A potential disadvantage of the method is the long breath-hold time (24 s). This results in 12-18 slices of 5 mm depending on the heart rate. Should this be too long the acquisition time may be decreased by reducing the number of slices. The reduced heart volume coverage may be compensated by increasing the slice thickness.

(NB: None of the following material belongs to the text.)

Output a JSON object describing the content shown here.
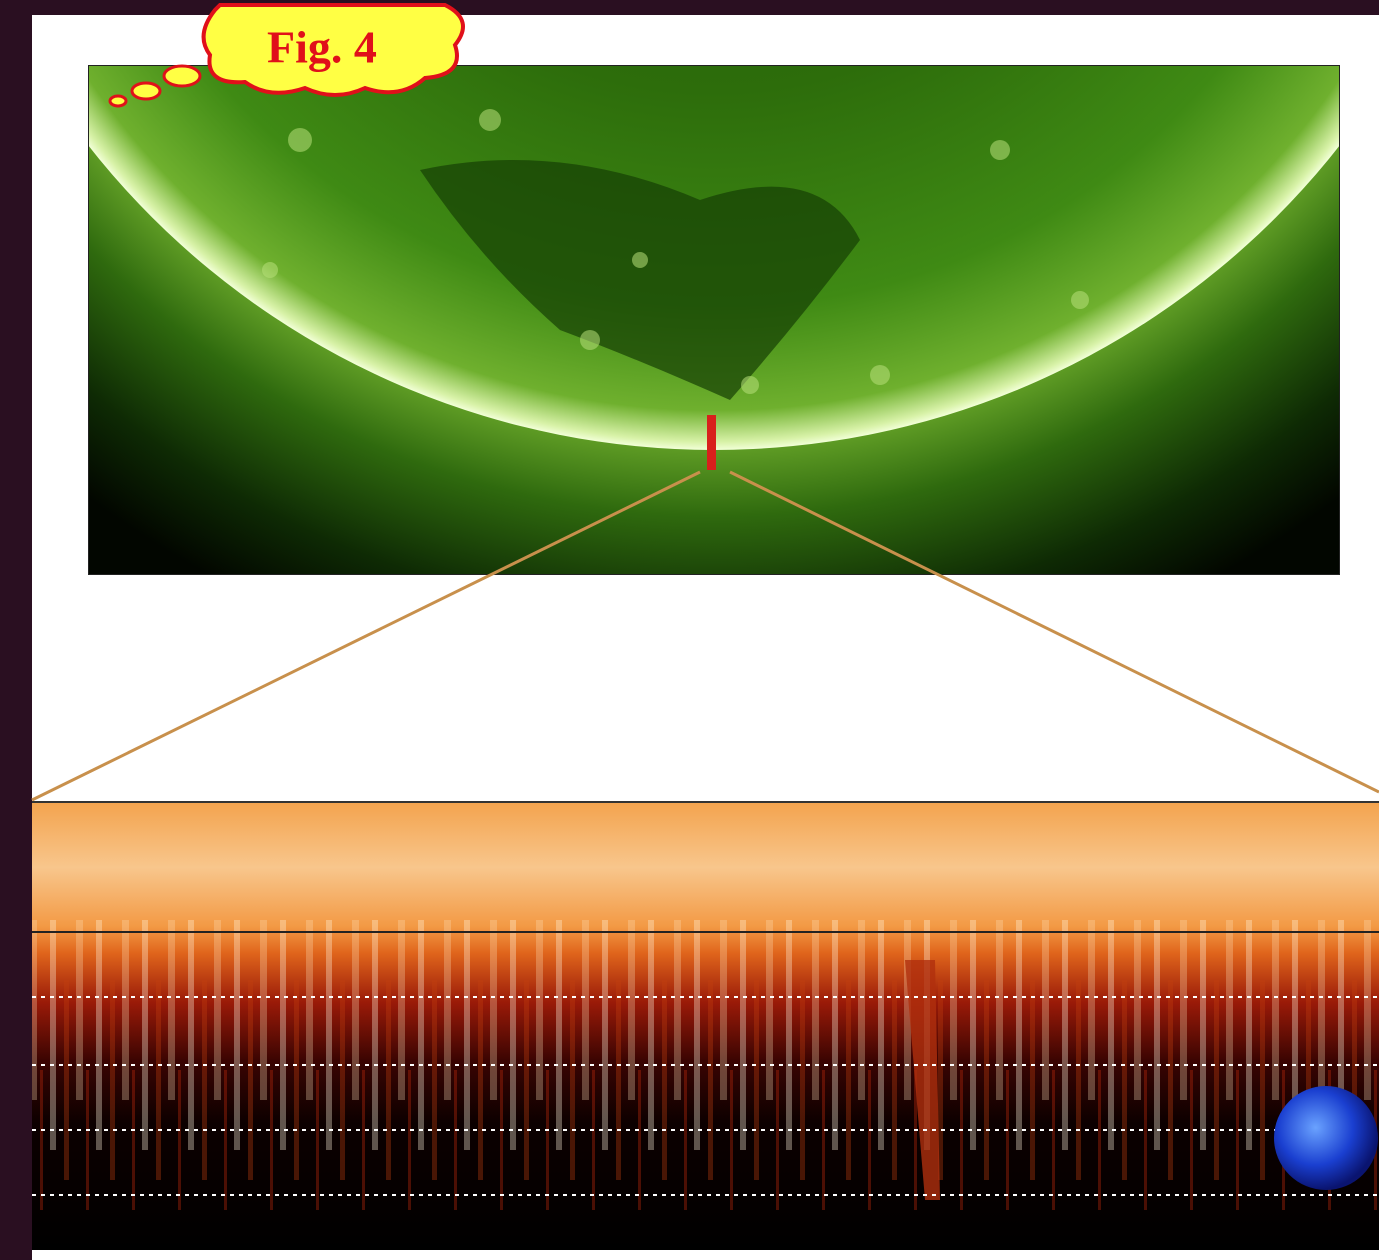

An example of the application of the method is given in Figs. 5, 6, 7 where a patient was monitored every 2 minutes post-Gd. A clear evolution of R ₁ is observed over time in the heart and the liver. The change of the relaxation rate ΔR ₁ is taken here, rather than T ₁, since ΔR ₁ is proportional to the absolute amount of contrast medium present in the tissue and should therefore also represent the severity of fibrosis on a microscopic level. As known from practice the ΔR ₁ rapidly decreases in the first 5-10 minutes to remain relatively flat in the following 10-30 minutes. The late enhancement contrast already appears after a few minutes. For our patient group the amount of contrast media was about 2.5 times higher in the fibrotic areas compared to the healthy areas (Fig. 8) at about 15 minutes post-Gd. Note that fat is unaffected by the contrast medium and hence can serve as a reference signal intensity for relative measurements of signal intensity during a contrast bolus for perfusion.

The approach of synthetic MRI is used for a direct comparison of the T ₁ quantification maps and conventional imaging resulting in very similar images as shown in Fig. 9. Pathology shows up similarly and the method has a good CNR. Interestingly this approach also means that the quantification method may provide both the T ₁ maps and the relevant clinical images in one single scan. The ability to synthetically vary T _inv after the actual acquisition may optimize the image quality separately for both ventricles [26]. Moreover the method may serve as a test scan to optimize the T _inv for subsequent IR-TFE sequences.

We present a method to quantify cardiac T ₁ relaxation in a large volume within a single breath-hold, based on a 3D Phase Sensitive Inversion Recovery sequence. The fitting algorithm takes acquisition and saturation effects into account and is robust against variation of scan parameters and heart rate. The method is independent of RF coil sensitivity issues such that high-SNR phased array coils can be employed. The absolute relaxation rate R ₁ is monitored over time and over a group of patients. The T ₁ maps can be used for 3D segmentation and synthesis of conventional LGE images with a free choice of inversion delay.